February 26, 2015 3:30 PM


Keith Brannon

Tulane University researchers played a key role in developing a new rapid Ebola test, which the Food and Drug Administration authorized yesterday for emergency use in West Africa.

Instead of taking days for lab results, the new test, which is produced by Corgenix Medical Corp., uses a drop of blood from a finger prick to deliver a diagnosis in as little as 15 minutes, allowing public health workers to isolate and treat patients immediately. Getting a fast, accurate diagnosis is crucial in stopping the spread of the virus as initial symptoms of Ebola mimic other common infectious diseases.

“This has the potential to be a game-changer,” said Robert Garry, professor of microbiology and immunology at Tulane University School of Medicine. “Medical personnel will be able to quickly identify hotspots and potentially prevent a resurgence of new cases. Proper deployment of the test can ensure that future Ebola outbreaks are contained before they reach the scale of the current outbreak in West Africa.”

Denver-based Corgenix will manufacture and market the test, which is based on technology originally discovered at Tulane.

“The rapid Ebola test is the result of more than a decade of work led by Dr.
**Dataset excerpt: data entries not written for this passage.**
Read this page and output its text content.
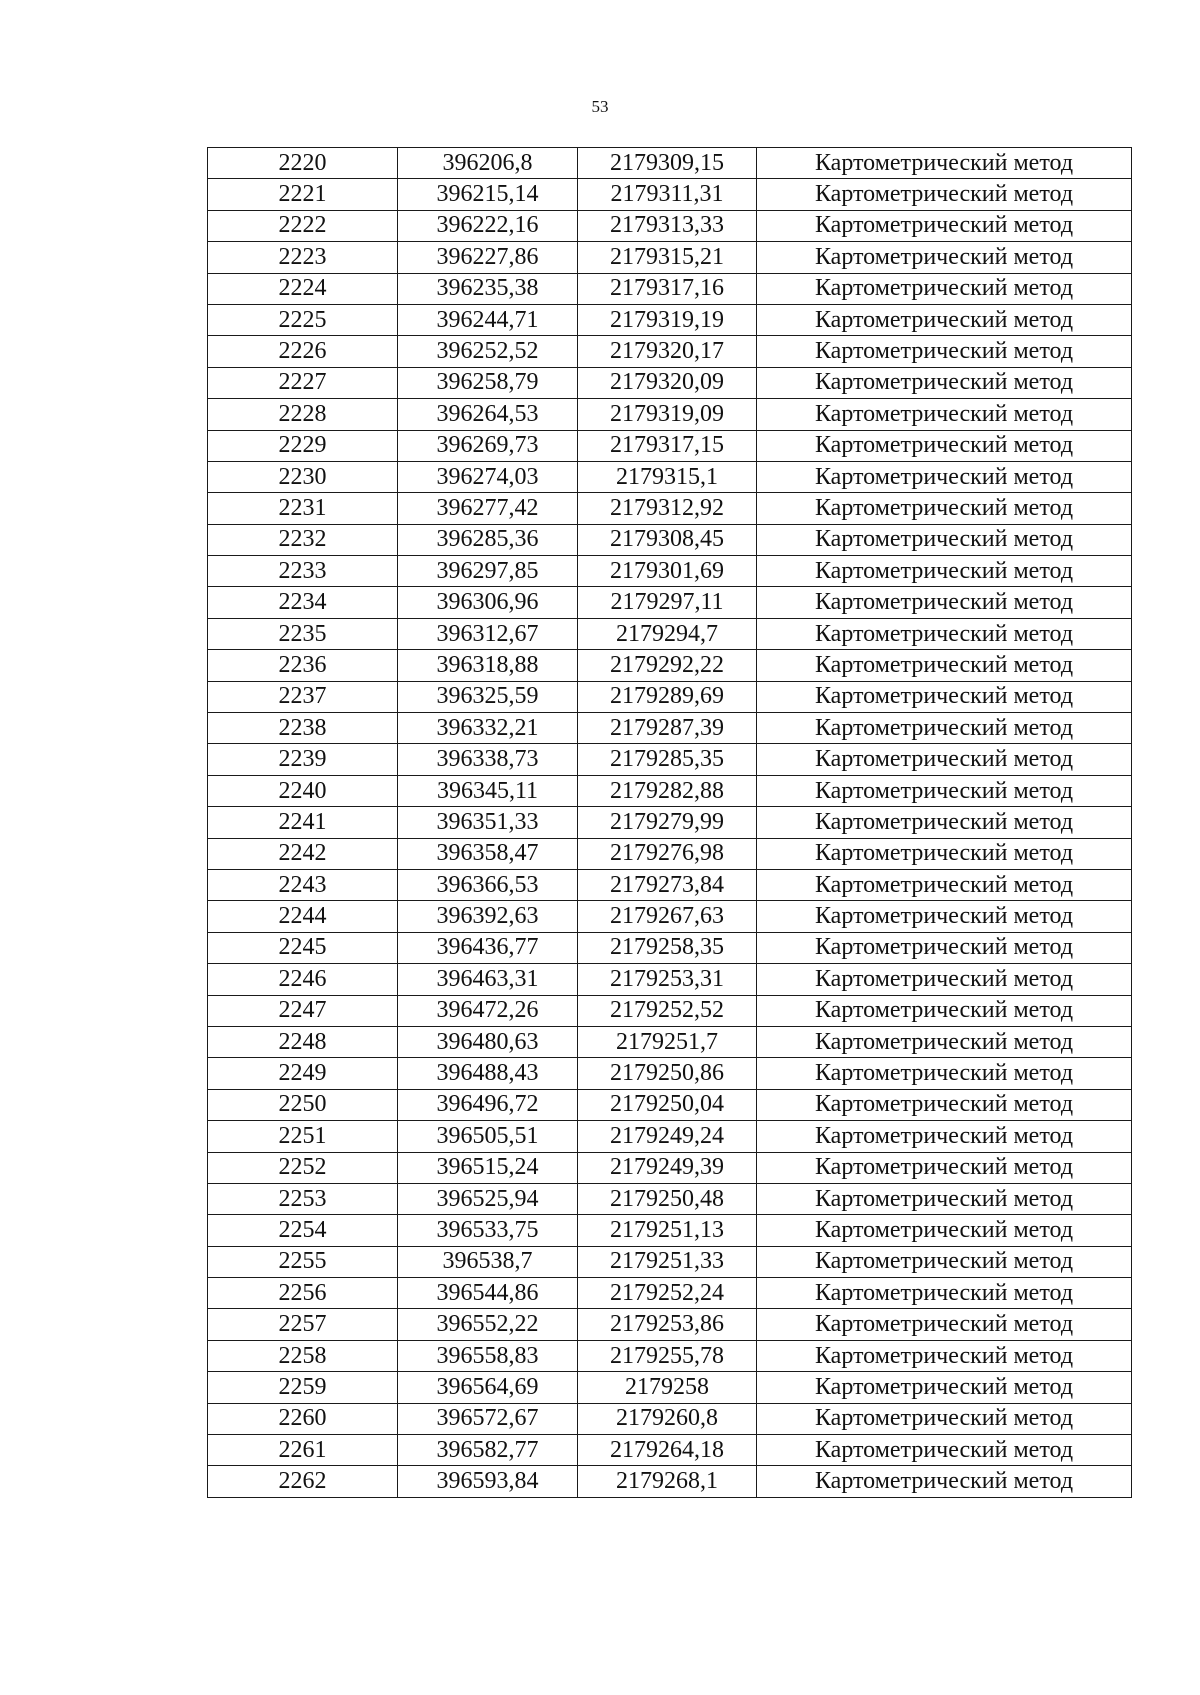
53
2220	396206,8	2179309,15	Картометрический метод
2221	396215,14	2179311,31	Картометрический метод
2222	396222,16	2179313,33	Картометрический метод
2223	396227,86	2179315,21	Картометрический метод
2224	396235,38	2179317,16	Картометрический метод
2225	396244,71	2179319,19	Картометрический метод
2226	396252,52	2179320,17	Картометрический метод
2227	396258,79	2179320,09	Картометрический метод
2228	396264,53	2179319,09	Картометрический метод
2229	396269,73	2179317,15	Картометрический метод
2230	396274,03	2179315,1	Картометрический метод
2231	396277,42	2179312,92	Картометрический метод
2232	396285,36	2179308,45	Картометрический метод
2233	396297,85	2179301,69	Картометрический метод
2234	396306,96	2179297,11	Картометрический метод
2235	396312,67	2179294,7	Картометрический метод
2236	396318,88	2179292,22	Картометрический метод
2237	396325,59	2179289,69	Картометрический метод
2238	396332,21	2179287,39	Картометрический метод
2239	396338,73	2179285,35	Картометрический метод
2240	396345,11	2179282,88	Картометрический метод
2241	396351,33	2179279,99	Картометрический метод
2242	396358,47	2179276,98	Картометрический метод
2243	396366,53	2179273,84	Картометрический метод
2244	396392,63	2179267,63	Картометрический метод
2245	396436,77	2179258,35	Картометрический метод
2246	396463,31	2179253,31	Картометрический метод
2247	396472,26	2179252,52	Картометрический метод
2248	396480,63	2179251,7	Картометрический метод
2249	396488,43	2179250,86	Картометрический метод
2250	396496,72	2179250,04	Картометрический метод
2251	396505,51	2179249,24	Картометрический метод
2252	396515,24	2179249,39	Картометрический метод
2253	396525,94	2179250,48	Картометрический метод
2254	396533,75	2179251,13	Картометрический метод
2255	396538,7	2179251,33	Картометрический метод
2256	396544,86	2179252,24	Картометрический метод
2257	396552,22	2179253,86	Картометрический метод
2258	396558,83	2179255,78	Картометрический метод
2259	396564,69	2179258	Картометрический метод
2260	396572,67	2179260,8	Картометрический метод
2261	396582,77	2179264,18	Картометрический метод
2262	396593,84	2179268,1	Картометрический метод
Garry who assembled a team of collaborators of tremendous breadth and depth to understand and combat viral hemorrhagic fevers in Africa,” said Dr. Laura Levy, Tulane vice president for research. “This diagnostic promises to transform the public health response to Ebola out in the field where it is needed most. This technology illustrates Tulane's long-standing commitment to bring cutting-edge research to solve the world's most urgent problems.”

With funding from the National Institutes of Health, Corgenix developed the test in cooperation with the Viral Hemorrhagic Fever Consortium, a collaboration of academic and industry members led by Tulane. Partners included Autoimmune Technologies LLC, Zalgen Labs LLC, The Scripps Research Institute and the University of Texas Medical Branch at Galveston, as well as other collaborators in West Africa.